Das BSR-Urteil ist in der Literatur überwiegend auf Kritik gestoßen. Häufig wird die Auffassung vertreten, dass der Compliance Manager nicht dafür verantwortlich sein kann, jegliche Rechtsverstöße im Unternehmen zu verhindern oder aufzudecken, da dies für ihn nicht zumutbar wäre. Die Strafbarkeit wegen Unterlassen bestimmter Aktivitäten kann nur entstehen, soweit der Compliance Manager rechtlich und faktisch überhaut die Möglichkeit besitzt, Rechtsverstöße effektiv zu verhindern. Weiterhin setzt sie voraus, dass er dem Verhaltensgebot schuldhaft, d.h. vorsätzlich oder fahrlässig, nicht nachkommt. Ferner müsste die Straftat einen Betriebsbezug aufweisen und außerdem erhebliche Nachteile wie Haftungsrisiken oder Ansehensverlust für das Unternehmen begründen. Demnach gehe der BGH mit der Auffassung zu weit, dass den Compliance Manager die Verpflichtung zur Verhinderung aller aus dem Unternehmen heraus begangenen Straftaten trifft.

Zumal im deutschen Recht keine Vorschrift zur Einrichtung einer Compliance-Organisation verpflichtet, wird kritisiert, dass die Garantenpflicht nicht über die Verantwortlichkeit der Geschäftsführer hinausgehen könne. Diese hätten maximal die Verantwortung für ein funktionierendes Compliance System zu tragen und müssen nicht jede einzelne Straftat im Unternehmen aufdecken.

Ein weiterer Kritikpunkt besteht darin, dass zum Compliance Manager kein festes Berufsbild vorliegt und es an einer gesetzlichen Verankerung und ebenso an einem allgemein anerkannten Pflichtenkreis fehlt. Zudem ist der Compliance Manager gegenüber der Geschäftsleitung einerseits weisungsgebunden und besitzt andererseits gegenüber den Angestellten keine Direktions- oder Weisungskompetenz. Wenn also Vorschläge zur Verbesserung der Compliance gemacht werden, diese von der Geschäftsführung aber nicht umgesetzt werden, trifft den Compliance Manager kein Haftungsrisiko, denn die Pflicht zur Schadensabwendung besteht nur im Rahmen des Möglichen und Zumutbaren.

Dementgegen hält eine andere Auffassung, dass durch eine mangelhafte Berichterstattung durchaus eine strafrechtliche Verantwortlichkeit des Compliance Managers infrage kommt. Spätestens aber wenn er im Rahmen seiner Tätigkeit Straftaten erkennt, ist die Berichterstattung an seine Vorgesetzten erforderlich.

Praxistipps

Der Inhalt und Umfang der Garantenpflicht bestimmen sich aus dem konkreten Pflichtenkreis, der übernommen wird.

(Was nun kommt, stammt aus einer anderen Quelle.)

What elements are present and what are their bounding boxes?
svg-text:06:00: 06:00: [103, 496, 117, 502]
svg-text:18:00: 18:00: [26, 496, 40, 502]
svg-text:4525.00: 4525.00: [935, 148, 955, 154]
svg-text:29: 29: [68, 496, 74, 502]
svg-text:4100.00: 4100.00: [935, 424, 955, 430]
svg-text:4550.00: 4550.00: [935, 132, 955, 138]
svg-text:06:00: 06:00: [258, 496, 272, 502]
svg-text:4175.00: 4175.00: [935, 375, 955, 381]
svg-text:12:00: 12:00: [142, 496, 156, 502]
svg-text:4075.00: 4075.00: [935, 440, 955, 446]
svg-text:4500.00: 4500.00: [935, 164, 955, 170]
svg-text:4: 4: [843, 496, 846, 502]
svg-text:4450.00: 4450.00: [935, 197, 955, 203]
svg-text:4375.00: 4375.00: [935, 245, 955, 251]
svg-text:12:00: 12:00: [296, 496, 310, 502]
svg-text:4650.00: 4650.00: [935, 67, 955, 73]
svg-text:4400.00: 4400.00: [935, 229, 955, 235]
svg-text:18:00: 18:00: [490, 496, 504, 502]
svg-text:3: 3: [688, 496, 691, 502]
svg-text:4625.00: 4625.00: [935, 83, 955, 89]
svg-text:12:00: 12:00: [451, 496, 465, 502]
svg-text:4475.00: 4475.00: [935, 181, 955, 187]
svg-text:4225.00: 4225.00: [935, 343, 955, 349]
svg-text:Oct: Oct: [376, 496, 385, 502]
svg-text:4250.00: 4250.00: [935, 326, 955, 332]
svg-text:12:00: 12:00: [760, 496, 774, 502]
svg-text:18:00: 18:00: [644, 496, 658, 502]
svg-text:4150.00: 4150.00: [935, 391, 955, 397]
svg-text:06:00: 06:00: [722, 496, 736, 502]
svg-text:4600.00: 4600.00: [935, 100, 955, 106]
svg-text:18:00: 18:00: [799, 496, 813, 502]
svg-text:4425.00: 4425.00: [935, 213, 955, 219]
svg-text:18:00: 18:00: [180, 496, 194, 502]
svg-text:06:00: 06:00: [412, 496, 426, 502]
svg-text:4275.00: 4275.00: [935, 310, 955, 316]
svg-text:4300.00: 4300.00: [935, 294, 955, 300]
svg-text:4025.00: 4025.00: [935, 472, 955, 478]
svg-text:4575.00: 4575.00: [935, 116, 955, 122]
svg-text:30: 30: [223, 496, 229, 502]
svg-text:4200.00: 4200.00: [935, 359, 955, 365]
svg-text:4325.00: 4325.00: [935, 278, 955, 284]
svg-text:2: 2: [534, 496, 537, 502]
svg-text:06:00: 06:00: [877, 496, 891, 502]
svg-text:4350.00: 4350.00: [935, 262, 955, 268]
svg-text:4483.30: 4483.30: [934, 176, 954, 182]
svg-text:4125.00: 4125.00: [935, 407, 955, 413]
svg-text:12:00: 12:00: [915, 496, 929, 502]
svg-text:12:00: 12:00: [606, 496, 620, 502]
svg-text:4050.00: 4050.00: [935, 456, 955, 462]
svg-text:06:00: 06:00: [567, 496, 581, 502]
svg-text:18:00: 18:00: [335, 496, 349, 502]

Daher ist es in der Praxis ratsam, die Aufgaben und Pflichten explizit zu regeln und ebenso genaue Vorgaben hinsichtlich der Berichtswege des Compliance Managers zu treffen, um die Garantenstellung auf die festgelegten Aufgabenbereiche einzuschränken, die tatsächlich übernommen werden. Außerdem ist eine flächendeckende Dokumentation im Bereich Compliance zu Beweiszwecken vorteilhaft. Auch kann das Haftungsrisiko durch dezentrale Compliance-Strukturen verteilt werden. Den Compliance Manager trifft hierbei keine Allzuständigkeit.

Es sollte zudem beachtet werden, dass eine D&O Versicherung zwar die zivilrechtliche Haftung bei möglichen Schadensersatzansprüchen absichern kann, nicht jedoch die strafrechtliche Haftung.